Les rumeurs sur la pigmé se rependirent raidement, et il ne fallut pas un jour avant que l'image d'animal ne lui soit collé aux visages. Héphaje ne la quittait jamais et la défendait. En effet, si les servantes la respectaient en majorité, beaucoup des autres domestiques ne voyaient en Hélia qu'une bête sans âme, sans civilité et beaucoup trouvait ce collier trop léger pour un tel animal. Mais à toutes ces accusations, Héphaje se dressait devant elle. Hélia vacillait... elle ne connaissait pas cette femme d'un autre monde mais elle qui n'avait jamais connu sa mère, il lui semblait que leur relation était comme telle. 

Après avoir rangé les affaires des maitres, Héphaje laissa Hélia quelques temps. La pigmé resta seule dans le dédale de couloir blanc et posa sa paume tremblante sur le mur pour s'y appuyer. Elle était épuisée et ce lieu lui donnait des frissons. Il était trop propre sur lui... et elle ne pouvait réfuter ce qu'elle avait sentie lors de sa rencontre de toute à l'heure. Cette odeur... qu'elle avait sentie alors que ses amis et parents fumaient encore sous les bois noircis de flammes. 

Une voix l'appela soudain.

- Hé...lia...

La pigmé fut parcouru d'un frisson et se tourna en direction de l'endroit d'où provenait le son. Une autre voix fit dresser ses pauvres cheveux. Les voix se multipliaient autour d'elle et il lui semblait voir des corps ramper à ses pieds.
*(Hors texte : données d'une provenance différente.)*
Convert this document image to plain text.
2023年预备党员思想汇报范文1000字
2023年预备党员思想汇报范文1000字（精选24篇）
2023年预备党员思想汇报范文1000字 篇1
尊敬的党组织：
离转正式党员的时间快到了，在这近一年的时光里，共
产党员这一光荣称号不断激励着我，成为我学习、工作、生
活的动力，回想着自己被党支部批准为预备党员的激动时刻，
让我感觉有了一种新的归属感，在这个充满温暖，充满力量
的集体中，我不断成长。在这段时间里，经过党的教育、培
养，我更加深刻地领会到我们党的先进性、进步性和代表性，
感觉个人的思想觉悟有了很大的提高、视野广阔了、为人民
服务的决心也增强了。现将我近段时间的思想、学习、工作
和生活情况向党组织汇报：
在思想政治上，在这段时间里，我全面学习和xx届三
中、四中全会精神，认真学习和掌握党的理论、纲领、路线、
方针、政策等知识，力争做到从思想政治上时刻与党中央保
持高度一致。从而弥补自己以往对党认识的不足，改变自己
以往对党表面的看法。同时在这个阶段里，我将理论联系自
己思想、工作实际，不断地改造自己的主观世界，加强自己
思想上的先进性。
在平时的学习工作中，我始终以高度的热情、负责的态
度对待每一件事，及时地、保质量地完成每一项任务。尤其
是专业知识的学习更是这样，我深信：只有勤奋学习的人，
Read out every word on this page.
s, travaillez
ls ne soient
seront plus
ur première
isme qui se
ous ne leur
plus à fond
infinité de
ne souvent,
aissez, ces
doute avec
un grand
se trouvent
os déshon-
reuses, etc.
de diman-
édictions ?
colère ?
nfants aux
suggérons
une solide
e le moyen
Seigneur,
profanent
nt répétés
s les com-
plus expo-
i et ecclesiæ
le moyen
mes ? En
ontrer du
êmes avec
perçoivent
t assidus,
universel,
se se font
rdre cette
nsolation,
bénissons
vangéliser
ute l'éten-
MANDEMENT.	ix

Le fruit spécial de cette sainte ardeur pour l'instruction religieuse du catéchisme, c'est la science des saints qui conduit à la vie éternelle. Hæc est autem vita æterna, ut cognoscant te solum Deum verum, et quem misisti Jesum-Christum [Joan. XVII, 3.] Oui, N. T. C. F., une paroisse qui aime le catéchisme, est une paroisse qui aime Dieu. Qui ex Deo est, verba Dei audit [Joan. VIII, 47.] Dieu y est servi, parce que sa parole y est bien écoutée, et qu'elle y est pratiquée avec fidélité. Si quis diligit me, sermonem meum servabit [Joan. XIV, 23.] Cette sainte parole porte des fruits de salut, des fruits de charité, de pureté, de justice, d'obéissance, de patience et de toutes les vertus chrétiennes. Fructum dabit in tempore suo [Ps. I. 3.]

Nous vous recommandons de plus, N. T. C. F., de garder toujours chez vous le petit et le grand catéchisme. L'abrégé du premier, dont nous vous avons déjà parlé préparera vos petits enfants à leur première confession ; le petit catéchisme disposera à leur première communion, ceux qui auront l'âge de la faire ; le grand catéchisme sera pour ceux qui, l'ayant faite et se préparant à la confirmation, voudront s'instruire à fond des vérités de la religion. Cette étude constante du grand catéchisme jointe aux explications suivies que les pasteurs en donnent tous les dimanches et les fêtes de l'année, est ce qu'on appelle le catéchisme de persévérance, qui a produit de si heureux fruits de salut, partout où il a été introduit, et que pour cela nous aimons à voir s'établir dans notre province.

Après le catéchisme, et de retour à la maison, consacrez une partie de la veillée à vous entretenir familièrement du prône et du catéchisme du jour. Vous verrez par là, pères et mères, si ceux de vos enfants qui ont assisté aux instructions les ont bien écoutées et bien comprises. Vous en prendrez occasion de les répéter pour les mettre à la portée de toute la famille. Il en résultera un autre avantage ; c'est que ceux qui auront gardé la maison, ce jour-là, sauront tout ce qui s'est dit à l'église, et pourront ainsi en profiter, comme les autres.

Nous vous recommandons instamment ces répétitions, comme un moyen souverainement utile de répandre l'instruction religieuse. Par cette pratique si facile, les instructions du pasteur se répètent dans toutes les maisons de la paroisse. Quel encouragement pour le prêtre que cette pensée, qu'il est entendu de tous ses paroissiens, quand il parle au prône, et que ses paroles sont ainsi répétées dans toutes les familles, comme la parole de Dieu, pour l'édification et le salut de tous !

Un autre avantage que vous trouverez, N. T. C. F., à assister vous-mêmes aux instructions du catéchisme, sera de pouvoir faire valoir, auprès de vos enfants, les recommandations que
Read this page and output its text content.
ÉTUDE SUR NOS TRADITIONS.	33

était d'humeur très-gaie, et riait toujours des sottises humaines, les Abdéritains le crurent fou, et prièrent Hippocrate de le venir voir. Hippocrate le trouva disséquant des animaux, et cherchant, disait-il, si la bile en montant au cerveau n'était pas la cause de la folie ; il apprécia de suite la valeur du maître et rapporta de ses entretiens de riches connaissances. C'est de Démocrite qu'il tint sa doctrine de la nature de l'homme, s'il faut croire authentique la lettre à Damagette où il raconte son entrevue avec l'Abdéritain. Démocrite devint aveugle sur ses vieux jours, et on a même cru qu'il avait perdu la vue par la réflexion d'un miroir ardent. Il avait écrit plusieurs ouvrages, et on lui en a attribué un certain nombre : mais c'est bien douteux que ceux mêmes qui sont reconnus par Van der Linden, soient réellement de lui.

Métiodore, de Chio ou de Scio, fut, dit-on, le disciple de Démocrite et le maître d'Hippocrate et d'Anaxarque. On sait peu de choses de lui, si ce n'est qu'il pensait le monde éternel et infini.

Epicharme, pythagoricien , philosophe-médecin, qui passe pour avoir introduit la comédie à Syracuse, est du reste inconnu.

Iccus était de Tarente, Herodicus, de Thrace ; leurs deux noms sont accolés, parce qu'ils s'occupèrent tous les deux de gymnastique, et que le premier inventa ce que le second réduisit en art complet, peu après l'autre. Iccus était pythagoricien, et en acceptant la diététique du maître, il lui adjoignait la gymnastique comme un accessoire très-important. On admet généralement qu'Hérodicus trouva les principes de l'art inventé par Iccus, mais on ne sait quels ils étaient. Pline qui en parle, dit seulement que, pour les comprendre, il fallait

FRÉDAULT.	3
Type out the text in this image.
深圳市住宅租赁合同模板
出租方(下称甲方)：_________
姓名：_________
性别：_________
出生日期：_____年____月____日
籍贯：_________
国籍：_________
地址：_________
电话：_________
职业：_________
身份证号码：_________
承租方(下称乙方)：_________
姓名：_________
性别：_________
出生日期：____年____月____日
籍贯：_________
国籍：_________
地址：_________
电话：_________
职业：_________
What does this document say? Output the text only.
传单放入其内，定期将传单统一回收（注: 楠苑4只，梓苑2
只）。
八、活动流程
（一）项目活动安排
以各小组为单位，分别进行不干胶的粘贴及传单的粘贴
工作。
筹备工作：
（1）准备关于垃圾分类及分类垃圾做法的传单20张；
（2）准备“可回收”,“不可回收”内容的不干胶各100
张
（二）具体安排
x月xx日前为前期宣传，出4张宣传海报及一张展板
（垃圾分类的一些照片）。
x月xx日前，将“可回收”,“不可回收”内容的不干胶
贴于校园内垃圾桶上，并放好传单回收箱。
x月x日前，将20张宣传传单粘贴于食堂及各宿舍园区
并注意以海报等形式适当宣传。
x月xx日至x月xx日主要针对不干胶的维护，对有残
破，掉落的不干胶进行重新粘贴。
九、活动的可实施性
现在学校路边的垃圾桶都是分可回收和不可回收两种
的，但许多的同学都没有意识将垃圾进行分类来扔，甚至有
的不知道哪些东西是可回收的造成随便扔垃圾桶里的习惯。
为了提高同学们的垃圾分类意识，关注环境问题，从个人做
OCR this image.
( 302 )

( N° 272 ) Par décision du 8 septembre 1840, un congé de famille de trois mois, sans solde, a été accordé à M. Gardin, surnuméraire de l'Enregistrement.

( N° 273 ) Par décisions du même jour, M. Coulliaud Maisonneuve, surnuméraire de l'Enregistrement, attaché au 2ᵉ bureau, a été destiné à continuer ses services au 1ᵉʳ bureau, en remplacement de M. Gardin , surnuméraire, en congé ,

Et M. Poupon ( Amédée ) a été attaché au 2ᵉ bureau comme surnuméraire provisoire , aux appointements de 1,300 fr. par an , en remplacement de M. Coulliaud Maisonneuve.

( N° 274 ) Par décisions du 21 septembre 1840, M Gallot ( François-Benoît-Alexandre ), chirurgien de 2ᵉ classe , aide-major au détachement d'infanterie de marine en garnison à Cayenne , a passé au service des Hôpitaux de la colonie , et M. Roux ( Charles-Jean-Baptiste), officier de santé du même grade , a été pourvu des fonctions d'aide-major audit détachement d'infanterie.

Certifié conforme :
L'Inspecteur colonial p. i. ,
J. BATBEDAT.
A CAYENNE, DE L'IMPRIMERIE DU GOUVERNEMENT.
Elle écarquilla ses yeux, les mains posées sur son visage comme pour se défendre. Son cri fut si perçant que les verres aux alentours se brisèrent sous une telle résonance.

Son univers n'était plus qu'un brouhaha de cris pétrifiants et lorsque Héphaje la secoua comme pour la réveiller, le mirage vacilla mais resta toujours présente. Hélia, qui pensait voir en face d'elle une masse sombre et fumante, se débattait apeurée. Son corps se contracta et les creux s'intensifièrent. Ses mains atteignirent la joue et l'épaule de Héphaje. De grandes traces percèrent sa peau et quelques gouttes de sang se perdirent dans l'immaculée maison. Hélia ne sortait pas de sa transe et Héphaje, pourtant blessée commençait à ne plus savoir quoi faire. 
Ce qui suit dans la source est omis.